Now, imagine doing massive calculations (think three blackboards filled with quantum physics equations) -- and you can see how some scientific/industrial applications would go ga-ga over this stuff...
See earlier postings and blog entries on this concept:
s sors.html
http://www.fpgacpu.org/usenet/fpgas_as_pc_coproce
http://www.fpgacpu.org/log/aug01.html#010821-dimm
The latency to the FPGA fabric largely determines what kinds of coprocessing workloads are feasible.
When hypertransport came out, we (FCCM'ers) knew a HT-based lower latency interconnect should be possible. (Though I wouldn't call 75 ns +/- "low" latency -- that's a couple of hundred instruction issue slots, or a bit more than 1 full cache miss.) But DRC has gone and done it. I love the way it (apparently) just drops in and can even use that socket's DRAM DIMMs. Congrats to Steve Casselman and co.
There is actually a lot of active research going on in this field right now. It is called "Processor-in-memory" architecture, and it's best for handling things like array-based calculations, where you need to make a number of off-chip memory calls to complete. Staying completely on-chip makes it much faster, and it allows the embedded proc to take advantage of the internally wide (~256-bit) data path of modern memory. Look up Project DIVA and Project MONARCH, it is all DARPA-sponsored research, but the university I attend (USC) has a number of researchers involved with it.
I'm perfect in every way, except for my humility.
As a cranky engineer, I find this ... sweet.
The best phrase to help the system design effort is data flow.
How does the machine chop up the task for the most performance?
The major problem in design is finding where to place the dotted line that says "cut here". Software mavens know this as refactoring, or partitioning.
The gotcha in development would be to ignore the internal architecture of the FPGA.
As a word of advice to the beginner, look carefully at the FPGA data flow, and try to decompose the algorithm ( or find a similar one) so that the data manipulation and movement fits the part as best as possible.
Just having an HDL is not enough, the neophyte hardware designer can easily write code that cannot be synthesised to work, let alone fit the part. A sensitivity to the underlying hardware is needed.
As an example of this, using hand crafted hardware design, Chuck Moore wrung several times the expected clock performance for a hardware Forth engine. A starting point for reading might be:
http://www.ultratechnology.com/cowboys.html
Using hand-crafting, you can get enormous processing gains, but the hardware and system designs have to be well understood.

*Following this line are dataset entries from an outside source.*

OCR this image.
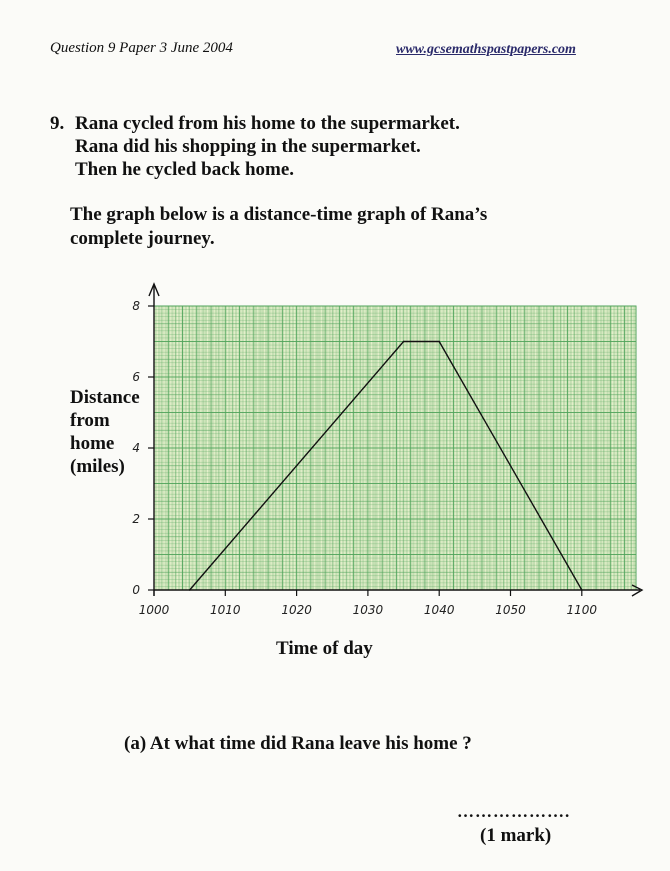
Question 9 Paper 3 June 2004	www.gcsemathspastpapers.com
9. Rana cycled from his home to the supermarket.
Rana did his shopping in the supermarket.
Then he cycled back home.
The graph below is a distance-time graph of Rana’s
complete journey.
1000	1010	1020	1030	1040	1050	1100
0
2
4
6
8
Distance
from
home
(miles)
Time of day
(a) At what time did Rana leave his home ?
……………….
(1 mark)
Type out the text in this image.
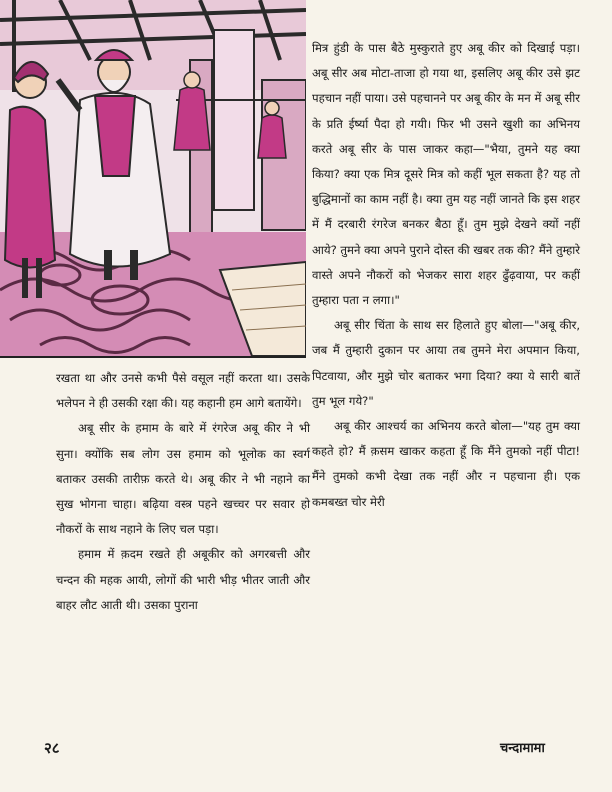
मित्र हुंडी के पास बैठे मुस्कुराते हुए अबू कीर को दिखाई पड़ा। अबू सीर अब मोटा-ताजा हो गया था, इसलिए अबू कीर उसे झट पहचान नहीं पाया। उसे पहचानने पर अबू कीर के मन में अबू सीर के प्रति ईर्ष्या पैदा हो गयी। फिर भी उसने खुशी का अभिनय करते अबू सीर के पास जाकर कहा—"भैया, तुमने यह क्या किया? क्या एक मित्र दूसरे मित्र को कहीं भूल सकता है? यह तो बुद्धिमानों का काम नहीं है। क्या तुम यह नहीं जानते कि इस शहर में मैं दरबारी रंगरेज बनकर बैठा हूँ। तुम मुझे देखने क्यों नहीं आये? तुमने क्या अपने पुराने दोस्त की खबर तक की? मैंने तुम्हारे वास्ते अपने नौकरों को भेजकर सारा शहर ढुँढ़वाया, पर कहीं तुम्हारा पता न लगा।"

अबू सीर चिंता के साथ सर हिलाते हुए बोला—"अबू कीर, जब मैं तुम्हारी दुकान पर आया तब तुमने मेरा अपमान किया, पिटवाया, और मुझे चोर बताकर भगा दिया? क्या ये सारी बातें तुम भूल गये?"

अबू कीर आश्चर्य का अभिनय करते बोला—"यह तुम क्या कहते हो? मैं क़सम खाकर कहता हूँ कि मैंने तुमको नहीं पीटा! मैंने तुमको कभी देखा तक नहीं और न पहचाना ही। एक कमबख्त चोर मेरी

रखता था और उनसे कभी पैसे वसूल नहीं करता था। उसके भलेपन ने ही उसकी रक्षा की। यह कहानी हम आगे बतायेंगे।

अबू सीर के हमाम के बारे में रंगरेज अबू कीर ने भी सुना। क्योंकि सब लोग उस हमाम को भूलोक का स्वर्ग बताकर उसकी तारीफ़ करते थे। अबू कीर ने भी नहाने का सुख भोगना चाहा। बढ़िया वस्त्र पहने खच्चर पर सवार हो नौकरों के साथ नहाने के लिए चल पड़ा।

हमाम में क़दम रखते ही अबूकीर को अगरबत्ती और चन्दन की महक आयी, लोगों की भारी भीड़ भीतर जाती और बाहर लौट आती थी। उसका पुराना

२८	चन्दामामा
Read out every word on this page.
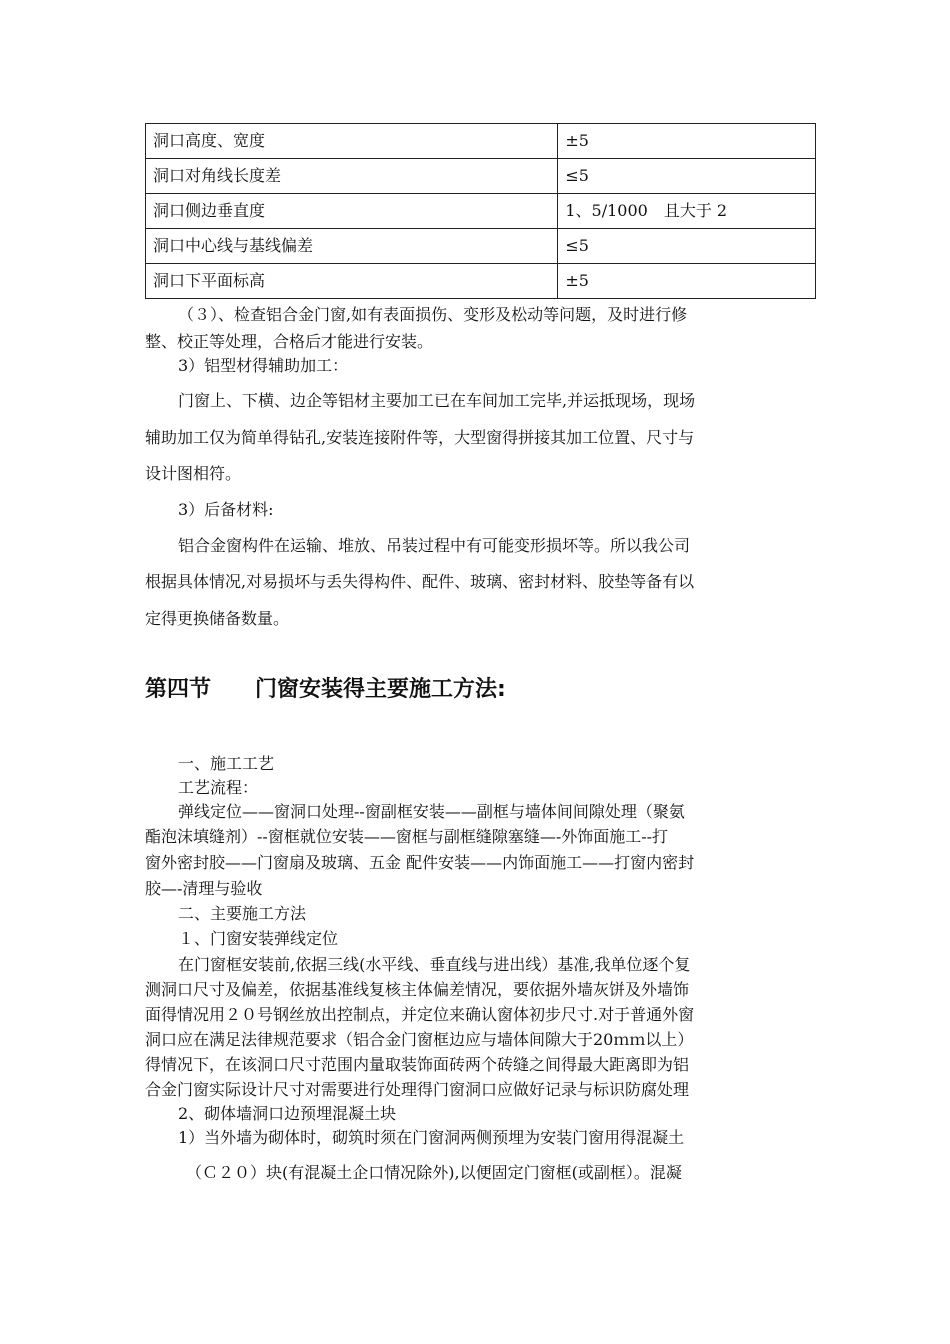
洞口高度、宽度	±5
洞口对角线长度差	≤5
洞口侧边垂直度	1、5/1000　且大于 2
洞口中心线与基线偏差	≤5
洞口下平面标高	±5
（３）、检查铝合金门窗,如有表面损伤、变形及松动等问题，及时进行修
整、校正等处理，合格后才能进行安装。
3）铝型材得辅助加工：
门窗上、下横、边企等铝材主要加工已在车间加工完毕,并运抵现场，现场
辅助加工仅为简单得钻孔,安装连接附件等，大型窗得拼接其加工位置、尺寸与
设计图相符。
3）后备材料:
铝合金窗构件在运输、堆放、吊装过程中有可能变形损坏等。所以我公司
根据具体情况,对易损坏与丢失得构件、配件、玻璃、密封材料、胶垫等备有以
定得更换储备数量。
第四节　　门窗安装得主要施工方法:
一、施工工艺
工艺流程：
弹线定位——窗洞口处理--窗副框安装——副框与墙体间间隙处理（聚氨
酯泡沫填缝剂）--窗框就位安装——窗框与副框缝隙塞缝—-外饰面施工--打
窗外密封胶——门窗扇及玻璃、五金 配件安装——内饰面施工——打窗内密封
胶—-清理与验收
二、主要施工方法
１、门窗安装弹线定位
在门窗框安装前,依据三线(水平线、垂直线与进出线）基准,我单位逐个复
测洞口尺寸及偏差，依据基准线复核主体偏差情况，要依据外墙灰饼及外墙饰
面得情况用２０号钢丝放出控制点，并定位来确认窗体初步尺寸.对于普通外窗
洞口应在满足法律规范要求（铝合金门窗框边应与墙体间隙大于20ｍｍ以上）
得情况下，在该洞口尺寸范围内量取装饰面砖两个砖缝之间得最大距离即为铝
合金门窗实际设计尺寸对需要进行处理得门窗洞口应做好记录与标识防腐处理
2、砌体墙洞口边预埋混凝土块
1）当外墙为砌体时，砌筑时须在门窗洞两侧预埋为安装门窗用得混凝土
（Ｃ２０）块(有混凝土企口情况除外),以便固定门窗框(或副框）。混凝
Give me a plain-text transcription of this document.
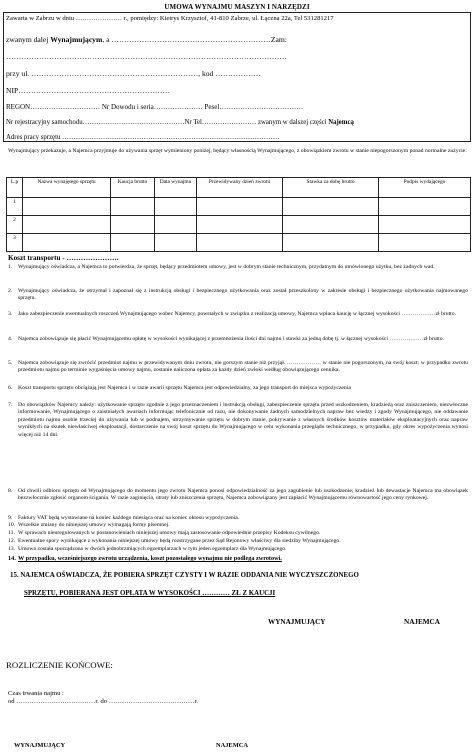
UMOWA WYNAJMU MASZYN I NARZĘDZI
Zawarta w Zabrzu w dniu ………………… r., pomiędzy: Kietrys Krzysztof, 41-810 Zabrze, ul. Łączna 22a, Tel 531281217
zwanym dalej Wynajmującym, a ………………………………………………………Zam:
…………………………………………………………………………………………………
przy ul. …………………………………………………………, kod ………………
NIP……………………………………………………
REGON………………………… Nr Dowodu i seria………………… Pesel………………………………
Nr rejestracyjny samochodu………………………………………Nr Tel…………………… zwanym w dalszej części Najemcą
Adres pracy sprzętu ……………………………………………………………………………………
Wynajmujący przekazuje, a Najemca przyjmuje do używania sprzęt wymieniony poniżej, będący własnością Wynajmującego, z obowiązkiem zwrotu w stanie niepogorszonym ponad normalne zużycie:
L.p	Nazwa wynajętego sprzętu	Kaucja brutto	Data wynajmu	Przewidywany dzień zwrotu	Stawka za dobę brutto	Podpis wydającego
1						
2						
3						
Koszt transportu - ………………….
1. Wynajmujący oświadcza, a Najemca to potwierdza, że sprzęt, będący przedmiotem umowy, jest w dobrym stanie technicznym, przydatnym do umówionego użytku, bez żadnych wad.
2. Wynajmujący oświadcza, że otrzymał i zapoznał się z instrukcją obsługi i bezpiecznego użytkowania oraz został przeszkolony w zakresie obsługi i bezpiecznego użytkowania najmowanego sprzętu.
3. Jako zabezpieczenie ewentualnych roszczeń Wynajmującego wobec Najemcy, powstałych w związku z realizacją umowy, Najemca wpłaca kaucję w łącznej wysokości ………………zł brutto.
4. Najemca zobowiązuje się płacić Wynajmującemu opłatę w wysokości wynikającej z przemnożenia ilości dni najmu i stawki za jedną dobę tj. w łącznej wysokości ………………zł brutto.
5. Najemca zobowiązuje się zwrócić przedmiot najmu w przewidywanym dniu zwrotu, nie gorszym stanie niż przyjął. ……………… w stanie nie pogorszonym, na swój koszt; w przypadku zwrotu przedmiotu najmu po terminie wygaśnięcia umowy najmu, zostanie naliczona opłata za każdy dzień zwłoki według obowiązującego cennika.
6. Koszt transportu sprzętu obciążają jest Najemca i w razie awarii sprzętu Najemca jest odpowiedzialny, za jego transport do miejsca wypożyczenia
7. Do obowiązków Najemcy należy: użytkowanie sprzętu zgodnie z jego przeznaczeniem i instrukcją obsługi, zabezpieczenie sprzętu przed uszkodzeniem, kradzieżą oraz zniszczeniem, niezwłoczne informowanie, Wynajmującego o zaistniałych awariach informując telefonicznie od razu, nie dokonywanie żadnych samodzielnych napraw bez wiedzy i zgody Wynajmującego, nie oddawanie przedmiotu najmu osobie trzeciej do używania lub w podnajem, utrzymywanie sprzętu w dobrym stanie, pokrywanie z własnych środków kosztów materiałów eksploatacyjnych oraz napraw wynikłych na skutek niewłaściwej eksploatacji, dostarczenie na swój koszt sprzętu do Wynajmującego w celu wykonania przeglądu technicznego, w przypadku, gdy okres wypożyczenia wynosi więcej niż 14 dni.
8. Od chwili odbioru sprzętu od Wynajmującego do momentu jego zwrotu Najemca ponosi odpowiedzialność za jego zagubienie lub uszkodzenie; kradzież lub dewastacje Najemca ma obowiązek bezzwłocznie zgłosić organom ścigania. W razie zaginięcia, utraty lub zniszczenia sprzętu, Najemca zobowiązany jest zapłacić Wynajmującemu równowartość jego ceny rynkowej.
9. Faktury VAT będą wystawiane na koniec każdego miesiąca oraz na koniec okresu wypożyczenia.
10. Wszelkie zmiany do niniejszej umowy wymagają formy pisemnej.
11. W sprawach nieuregulowanych w postanowieniach niniejszej umowy mają zastosowanie odpowiednie przepisy Kodeksu cywilnego.
12. Ewentualne spory wynikające z wykonania niniejszej umowy będą rozstrzygane przez Sąd Rejonowy właściwy dla siedziby Wynajmującego.
13. Umowa została sporządzona w dwóch jednobrzmiących egzemplarzach w tym jeden egzemplarz dla Wynajmującego.
14. W przypadku, wcześniejszego zwrotu urządzenia, koszt pozostałego wynajmu nie podlega zwrotowi.
15. NAJEMCA OŚWIADCZA, ŻE POBIERA SPRZĘT CZYSTY I W RAZIE ODDANIA NIE WYCZYSZCZONEGO
SPRZĘTU, POBIERANA JEST OPŁATA W WYSOKOŚCI ………… ZŁ Z KAUCJI
WYNAJMUJĄCY	NAJEMCA
ROZLICZENIE KOŃCOWE:
Czas trwania najmu :
od ………………………………r. do …………………………………r.
WYNAJMUJĄCY	NAJEMCA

Perhaps the GNU uber-geeks could handle the translation efforts to make a tool for the average application programmer, but until then the brave soul who tackles these efforts should be prepared to learn a lot of the edges of computer science, hardware, and system design. It's not a horrible job, just long. And the problem should be worthy of the efforts needed.
This is progress?
New polyphonic software instruments rely on CPU cycles. More cycles sound not only better but much different. Musicians are at a tipping point at this moment in time. Old fashioned instruments which are standards on stage and tour are becoming brittle and expensive. Collectors are snapping up the old instruments at prices north of $5K USD reducing the availability of instruments for playing professionals. The Hammond B3's are going as high as $16K. Selmer Mk6 saxes $6K.
Software instruments are a necessity going forward. Its imperative to find a scalable system that is state-less and transparent to the performance.
I think the parent was suggesting that CPU-socket devices could be produced that were marketed as GPUs but could be used to assist other CPU-bound processes. Whether or not said devices are designed as graphics chips or general-purpose logic devices is another question.
WRT your vehicular analogy, there are people who buy cars and want to use them as trucks occasionally, and people who buy trucks but sometimes just use them as cars. It's no big deal.